Except that there was no 'status quo swing-back' and one method of polling got the result completely wrong, skewing the average.
The status quo swing-back in Scotland rested on two things:
1) That older voters who always turn out in greater numbers than younger ones were heavily in favour of the status quo (i.e. remaining part of the UK).
2) That the majority of Scottish voters, regardless of their voting intention, believed that they would be financially worse off in the event of independence.
In the EU referendum neither of these were the case and polls showed this quite clearly. The age gap in 2016 was the direct opposite of that in the Scottish referendum with support for Leave increasing with age. The comparison between the two referendums when it comes to being financially better or worse off is well made here. While the belief that people would be financially worse off if we left the EU did rise in the final week, it still only made it to 33% vs. the 42% and above seen in Scotland.
As well as this, only two published polls in Scotland ever showed support for independence actually in front compared to dozens of Leave leads in the EU referendum polling.

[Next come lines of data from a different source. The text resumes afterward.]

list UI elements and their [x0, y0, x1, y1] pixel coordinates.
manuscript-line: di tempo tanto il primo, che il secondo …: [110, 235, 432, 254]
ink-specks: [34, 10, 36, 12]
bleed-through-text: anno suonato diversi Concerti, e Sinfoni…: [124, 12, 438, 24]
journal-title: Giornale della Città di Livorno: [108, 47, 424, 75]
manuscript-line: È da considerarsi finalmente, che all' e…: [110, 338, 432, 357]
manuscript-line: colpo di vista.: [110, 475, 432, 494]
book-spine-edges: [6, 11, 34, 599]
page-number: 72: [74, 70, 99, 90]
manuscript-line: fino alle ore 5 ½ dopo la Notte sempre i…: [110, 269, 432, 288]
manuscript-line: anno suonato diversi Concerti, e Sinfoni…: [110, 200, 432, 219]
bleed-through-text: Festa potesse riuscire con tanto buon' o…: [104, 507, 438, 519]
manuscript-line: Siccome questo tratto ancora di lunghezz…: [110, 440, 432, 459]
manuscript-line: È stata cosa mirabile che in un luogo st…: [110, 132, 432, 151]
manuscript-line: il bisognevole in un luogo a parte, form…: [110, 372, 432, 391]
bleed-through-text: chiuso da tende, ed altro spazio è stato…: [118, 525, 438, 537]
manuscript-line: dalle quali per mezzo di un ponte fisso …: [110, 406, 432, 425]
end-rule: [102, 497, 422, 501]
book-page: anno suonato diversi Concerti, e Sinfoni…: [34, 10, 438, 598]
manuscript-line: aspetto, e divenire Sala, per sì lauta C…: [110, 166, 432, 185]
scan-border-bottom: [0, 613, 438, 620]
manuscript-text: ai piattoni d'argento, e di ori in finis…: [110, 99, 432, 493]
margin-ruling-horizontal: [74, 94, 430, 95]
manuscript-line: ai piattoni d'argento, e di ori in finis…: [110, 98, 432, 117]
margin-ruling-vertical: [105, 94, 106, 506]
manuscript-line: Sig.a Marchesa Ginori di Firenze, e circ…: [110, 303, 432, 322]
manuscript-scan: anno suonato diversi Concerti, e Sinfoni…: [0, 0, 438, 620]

Again, this was known before the vote and yet all the predictions (including mine) were for Remain, an astonishing degree of complacency. I wonder if it's in any way to do with the fact that all polling agencies and the vast majority of news organisations are based in 60:40 Remain-voting London?
After the 2015 general election, there was a case to be made that the polls incorrectly predicting a hung parliament caused the debate to focus on coalition maneuverings rather than what was actually in the Conservative manifesto that would now be implemented if they had a majority. I would argue that the Conservatives only had an actual majority because they over performed in the marginals and UNS would have given us a hung parliament. Nevertheless, it's an argument about how polls affect political discourse that I believe has more merit in the case of the EU referendum.
I know people in many different polling companies and all of them work tirelessly to try and ensure that their results give the most accurate representation of public opinion possible.
Nevertheless, one method of polling had a systemic failure which, along with a spectacular demonstration of the inability of betting markets to forecast elections, helped influence the perception that Remain was a much more likely outcome than it actually was. How many voters chose Leave because they believed that a vote for Leave could be a cost-free protest?
The EU referendum campaign was grim, nasty and outrageously misleading. The idea that we could have voted ourselves out of the EU in part by accident is a fitting epitaph.